New prospectus regulation: a breather for SMEs?

The regulation, which replaces Directive 2003/71/EC of the European Parliament and of the Council, the so-called ‘prospectus directive’, will become applicable on a rolling basis as set out in the regulation itself, and will be binding in its entirety without the need of the Maltese Parliament’s intervention.

The European Commission hailed the implementation of the regulation as an essential step towards the completion of its initiative to establish a Capital Markets Union in the EU. The overarching goal of the regulation is to assist enterprises to exploit different sources of capital from all around the European Union and which will in turn stimulate a better environment for the internal market to function more efficiently.

By reducing the reliance on bank financing, and by varying the sources of capital funding for businesses, in particular small- and medium-sized enterprises, the regulation will also provide investors with more investment options, while ensuring adequate investment protection. From introducing a lighter regulatory regime to facilitating increased access to financing, the regulation aims to augment market efficiency while keeping in check the safeguarding of investor rights.

One of the most welcome changes heralded by the regulation is that small capital raisings and crowdfunding projects of up to €1 million will not need to issue a prospectus at all and will fall out of the regulation’s scope. This is a substantial increase of the €100,000 threshold applicable under the old regime. Moreover, in terms of the regulation, the exemption not to publish a prospectus shall also apply, among others, to an offer of securities whose denomination per unit amounts to at least €100,000.

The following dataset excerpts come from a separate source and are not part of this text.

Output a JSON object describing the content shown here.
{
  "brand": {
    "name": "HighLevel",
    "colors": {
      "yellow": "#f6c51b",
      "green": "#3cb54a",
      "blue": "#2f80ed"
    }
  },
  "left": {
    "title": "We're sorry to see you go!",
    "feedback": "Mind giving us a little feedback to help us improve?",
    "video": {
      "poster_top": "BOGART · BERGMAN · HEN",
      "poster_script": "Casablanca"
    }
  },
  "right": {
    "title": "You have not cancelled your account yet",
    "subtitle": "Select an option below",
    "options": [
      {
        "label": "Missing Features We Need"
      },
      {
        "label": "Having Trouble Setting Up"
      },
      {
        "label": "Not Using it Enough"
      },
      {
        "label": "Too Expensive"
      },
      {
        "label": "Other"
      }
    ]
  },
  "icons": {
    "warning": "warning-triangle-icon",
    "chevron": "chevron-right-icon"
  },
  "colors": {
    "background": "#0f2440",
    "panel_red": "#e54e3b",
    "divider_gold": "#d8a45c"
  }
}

In similar vein, the regulation will allow member states to exempt offers of securities to the public from the publication of an EU prospectus provided, amongst other things, that the total consideration of the capital raised in the EU over a year does not exceed €8 million. One must note, however, that when such offers of securities to the public are exempted from the obligation to publish a prospectus, these offers would not be able to avail themselves of the passporting regime set out in the regulation.

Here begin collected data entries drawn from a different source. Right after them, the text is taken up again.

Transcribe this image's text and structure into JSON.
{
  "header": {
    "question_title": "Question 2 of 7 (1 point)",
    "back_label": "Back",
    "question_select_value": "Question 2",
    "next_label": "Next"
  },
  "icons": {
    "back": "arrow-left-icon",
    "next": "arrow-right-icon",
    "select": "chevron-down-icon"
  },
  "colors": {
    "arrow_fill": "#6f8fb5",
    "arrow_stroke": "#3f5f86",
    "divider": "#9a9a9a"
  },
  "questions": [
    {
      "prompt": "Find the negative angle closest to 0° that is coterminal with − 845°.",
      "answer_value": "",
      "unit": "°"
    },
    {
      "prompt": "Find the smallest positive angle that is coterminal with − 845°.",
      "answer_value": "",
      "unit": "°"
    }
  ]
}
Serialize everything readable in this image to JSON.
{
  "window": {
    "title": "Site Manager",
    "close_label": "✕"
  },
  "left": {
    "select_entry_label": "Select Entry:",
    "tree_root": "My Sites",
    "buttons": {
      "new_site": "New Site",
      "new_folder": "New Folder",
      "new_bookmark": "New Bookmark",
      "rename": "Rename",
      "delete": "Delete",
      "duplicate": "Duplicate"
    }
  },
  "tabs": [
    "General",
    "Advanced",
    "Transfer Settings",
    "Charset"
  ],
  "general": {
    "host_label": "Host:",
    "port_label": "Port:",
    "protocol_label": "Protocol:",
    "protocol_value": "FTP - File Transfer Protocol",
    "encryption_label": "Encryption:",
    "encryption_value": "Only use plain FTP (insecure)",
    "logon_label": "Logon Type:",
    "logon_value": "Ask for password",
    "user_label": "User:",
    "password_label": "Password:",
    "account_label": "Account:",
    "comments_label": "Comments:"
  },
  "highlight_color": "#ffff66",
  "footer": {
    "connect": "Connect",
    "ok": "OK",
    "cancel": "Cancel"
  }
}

The regulation also seeks to make disclosure obligations less onerous in various scenarios. To this end, the regulation sets out rules for a range of different forms of prospectuses, namely: (i) a standard prospectus, (ii) a wholesale prospectus for non-equity securities, (iii) a base prospectus, and (iv) a simplified prospectus for secondary issuances and an EU growth prospectus.

The publication of simplified and lighter prospectuses reduces the administrative burden on issuers or offerors of securities, while ensuring that the basic information and necessary particulars which an investor would reasonably require to be able to make an informed overall assessment are catered for.

Another initiative spearheaded by the regulation, targeted at small- and medium-sized enterprises is the introduction of the so called EU growth prospectus. When offering securities to the public, SMEs, and other issuers listed in article 15 of the regulation, which do not already have securities admitted to trading on a regulated market, may choose to draw up a simplified standardised prospectus, written in a simple language and which is relatively easy to complete.

Additionally, once an EU growth prospectus is approved, it may benefit from the passporting regime under the regulation and should therefore be valid for any offer of securities to the public across the EU.

Besides simplification, the regulation strives to ensure uniformity of disclosures across the EU by eliminating all asymmetries which are previously encountered under the old regime, while at the same time catering for the development of a cross-border passport mechanism within a harmonised framework.

The rationale behind this harmonised framework stems from the fact that different approaches in different member states hinders the smooth functioning of the internal market as issuers in one member state would be subject to a different legal framework other member states, thereby running creating unnecessary obstacles and barriers.

It is evident that by means of the regulation, the European Commission is striving to strengthen the role of market-based finance in the European economy, with the ultimate aim of stimulating economic growth and job creation. Only time will tell whether the new prospectus rules live up to the Commission’s expectations.